Back in around 1952-53, the UK company Scion Ltd. copyrighted a bunch of titles to the USA. They were possibly prompted by a couple of things: one of their chief rivals had set up in the US and was reprinting books for the American market, so perhaps the owners/editors at Scion thought there was an untapped market for their books and wanted to make sure they were copyright protected. Scion had also recently lost a number of popular bylines because they were considered to be owned by their main authors, so Scion bought in new bylines which they used as house names, which they owned. My guess is that it's a combination of these reasons, although there is an alternative: at least one author found that he could re-sell his books to an American publisher under a different name without the knowledge of his British publisher.
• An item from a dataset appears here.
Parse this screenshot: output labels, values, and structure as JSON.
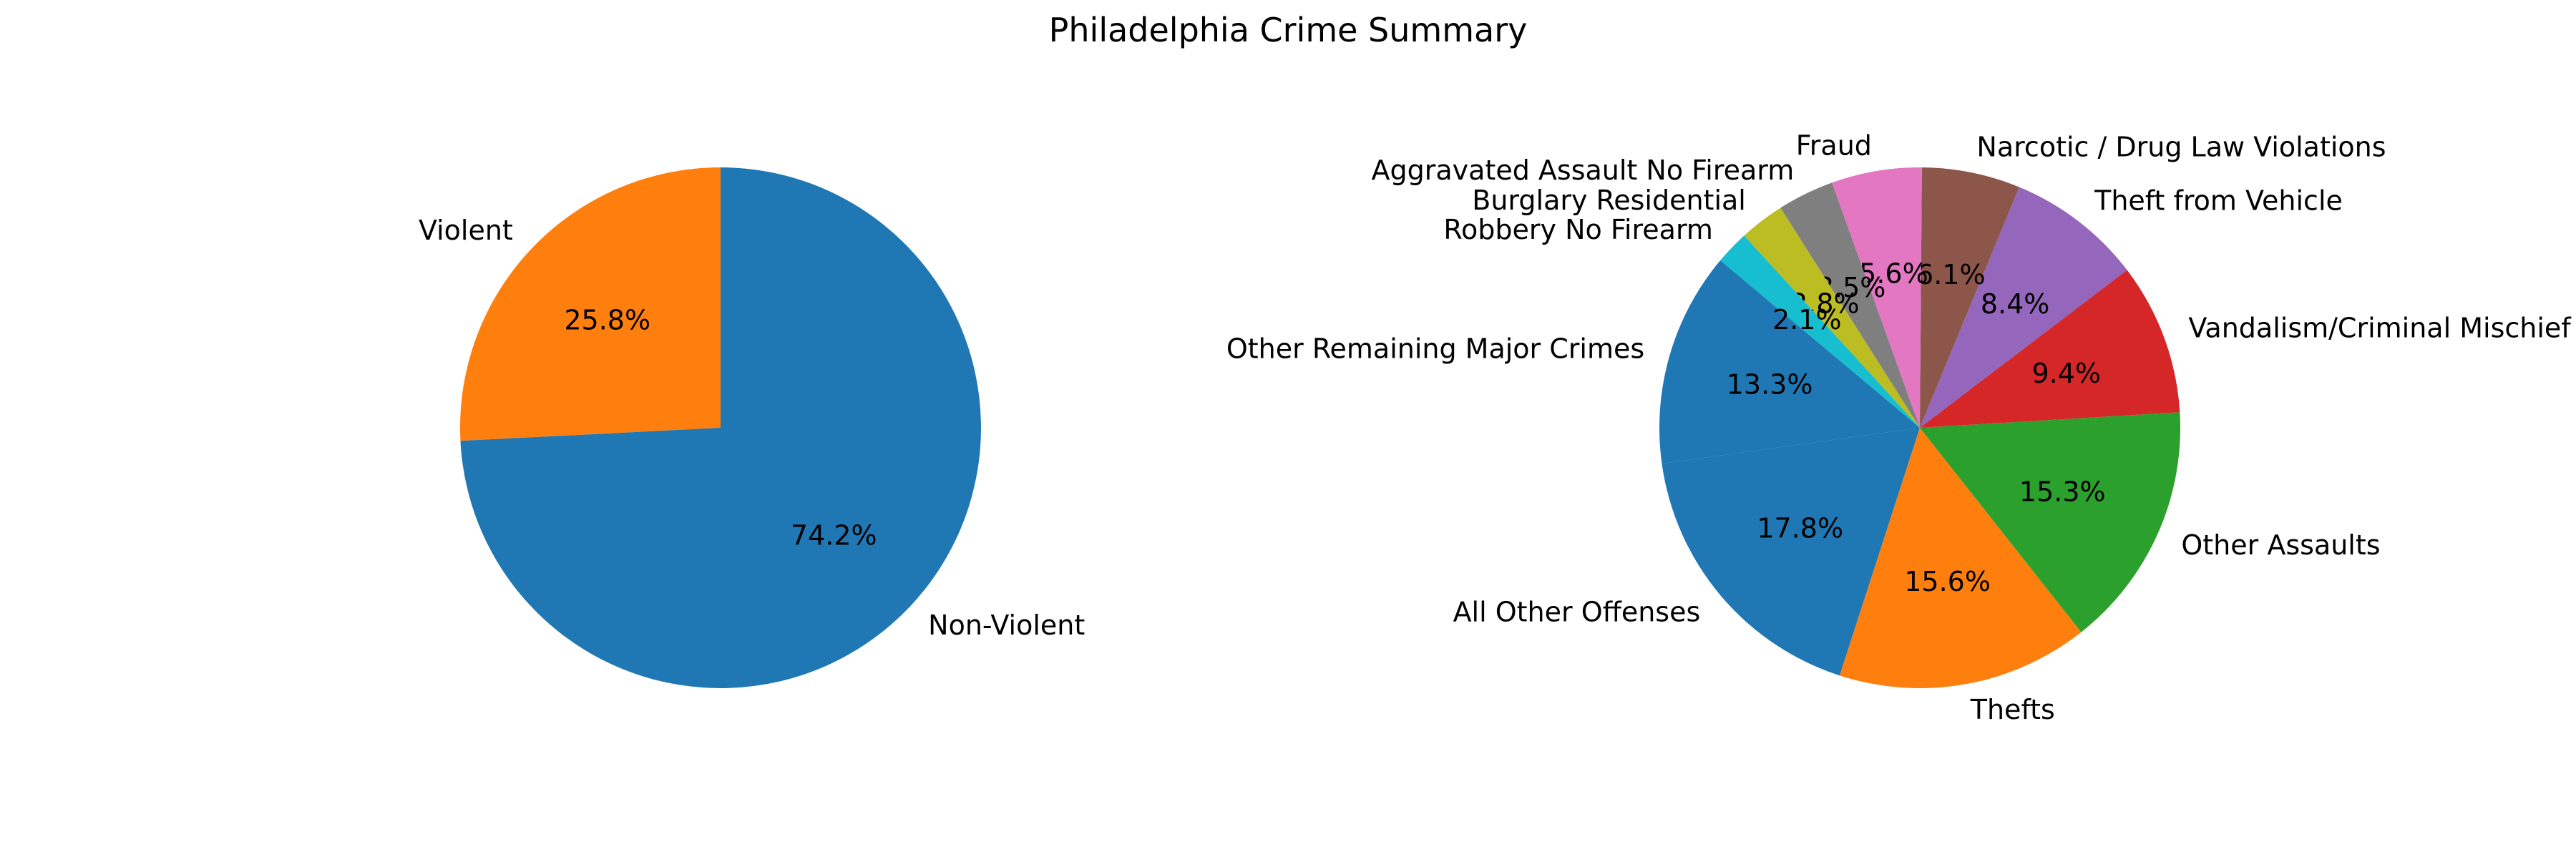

Whatever the truth, Scion, for some months, registered their books in the US but in a slightly odd way. The books were registered under two names as if they were collaborations. The real author was usually mentioned but in all cases the collaborator was one Herbert Victor Lowe.

I've always assumed that Lowe was probably an American agent whom Scion used to try and sell their titles, although there's no evidence for that supposition. Al Hubin (of Crime Fiction fame) suggested to me recently that Lowe might be British and the more I think about it, the more plausible it seems.
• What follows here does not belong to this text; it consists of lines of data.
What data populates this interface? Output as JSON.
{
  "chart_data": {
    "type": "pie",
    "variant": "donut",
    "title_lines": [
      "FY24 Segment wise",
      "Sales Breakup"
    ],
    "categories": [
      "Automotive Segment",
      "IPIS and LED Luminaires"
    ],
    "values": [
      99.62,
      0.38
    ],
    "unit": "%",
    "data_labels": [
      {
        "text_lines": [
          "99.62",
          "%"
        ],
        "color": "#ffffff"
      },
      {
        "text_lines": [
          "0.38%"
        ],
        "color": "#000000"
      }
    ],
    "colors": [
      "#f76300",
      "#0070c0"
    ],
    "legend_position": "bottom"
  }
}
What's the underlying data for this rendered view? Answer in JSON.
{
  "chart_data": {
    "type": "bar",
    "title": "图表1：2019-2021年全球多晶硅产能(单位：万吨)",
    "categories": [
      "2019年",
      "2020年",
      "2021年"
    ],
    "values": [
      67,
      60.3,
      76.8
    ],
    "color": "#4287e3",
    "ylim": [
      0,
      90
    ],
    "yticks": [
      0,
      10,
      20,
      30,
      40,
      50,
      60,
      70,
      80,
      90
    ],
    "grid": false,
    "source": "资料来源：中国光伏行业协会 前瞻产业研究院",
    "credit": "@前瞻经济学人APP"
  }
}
You see, some of the novels which Lowe "collaborated" on — within the copyright records — were "co-written" with one Scud Keddell. Now, Keddell doesn't exist... he was the first-person narrator of a number of books that appeared under Scion's house names. I doubt if I've tracked all of them down — these books are now as rare as hen's teeth — but Keddell appeared in at least the following:

What Comes Next? by Hans Vogel. London, Scion, May 1953.
Savage Siren by Hyman Zore. London, Scion, Aug 1953.
This Was a Woman by Hyman Zore. London, Scion, Sep 1953.
Carnival of Death by Hyman Zore. London, Scion, Oct 1953.
Date with Despair by Hans Vogel. London, Scion, Nov 1953.
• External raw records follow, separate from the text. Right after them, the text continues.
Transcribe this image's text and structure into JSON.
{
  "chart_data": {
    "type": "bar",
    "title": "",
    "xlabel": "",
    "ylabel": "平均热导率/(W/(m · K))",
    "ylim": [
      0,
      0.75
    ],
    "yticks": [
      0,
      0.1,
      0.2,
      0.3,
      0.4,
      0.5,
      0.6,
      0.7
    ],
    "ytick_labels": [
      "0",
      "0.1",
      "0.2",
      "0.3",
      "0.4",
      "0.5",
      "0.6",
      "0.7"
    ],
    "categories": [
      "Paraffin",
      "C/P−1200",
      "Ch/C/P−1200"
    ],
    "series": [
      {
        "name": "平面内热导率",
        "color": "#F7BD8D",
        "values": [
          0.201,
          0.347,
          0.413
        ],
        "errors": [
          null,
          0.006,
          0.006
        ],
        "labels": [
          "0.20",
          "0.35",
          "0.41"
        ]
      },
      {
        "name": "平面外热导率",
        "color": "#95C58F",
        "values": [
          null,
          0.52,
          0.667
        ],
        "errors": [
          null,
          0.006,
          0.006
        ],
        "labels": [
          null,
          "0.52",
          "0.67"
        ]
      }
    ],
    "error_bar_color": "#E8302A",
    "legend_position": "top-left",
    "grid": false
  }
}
None of these books have been otherwise credited to a real name... so could they have been written by Herbert Victor Lowe? There's a second name that I've always had my suspicions about who was also a Scion contributor: George Max. He's credited with writing "Midnight Sister" by Hans Lugar (Scion, Sep 1953), and the same author also wrote an earlier novel for Scion and two novels for Milestone as Johnny Farrell:  "Sugar You're Swell" (Scion, Aug 1952), "Curves and Angles" (Milestone, May 1953) and "Night Ride" (Milestone, Jul 1953). These all slot together as quite a neat little group; one author would have been quite capable of knocking a book a month (some could write a book a week!), although I should say that linking these two writers is pure speculation.

So, back to Herbert Victor Lowe.

In November 2014, I was contacted by Brian Lowe, Herbert Victor Lowe's son, who confirmed that his father was indeed the author of  novels for Scion in the 1950s. "I remember the paperbacks and the titles Cover That Corpse, etc. Unfortunately, much of our family belongings were disposed of ... without our knowledge when dad passed away.

He was born in Holborn, London, on 12 June 1916, into an artistic family. He had two brothers, one a bass baritone who also played the piano, the other with similar talents but who painted in oils. Herbert's talents included drawing cartoons and illustrations, playing the piano and writing.

He worked as a printer's compositor and was living at 207 Charlton Road, Greenwich, in 1939, in which year he married Vera Bessie Mackavoy, who worked at the same printing firm.

He died in Sussex in 1991, having spent time in hospital suffering from kidney disease and several heart attacks. He had been working on an autobiography, but it was never completed.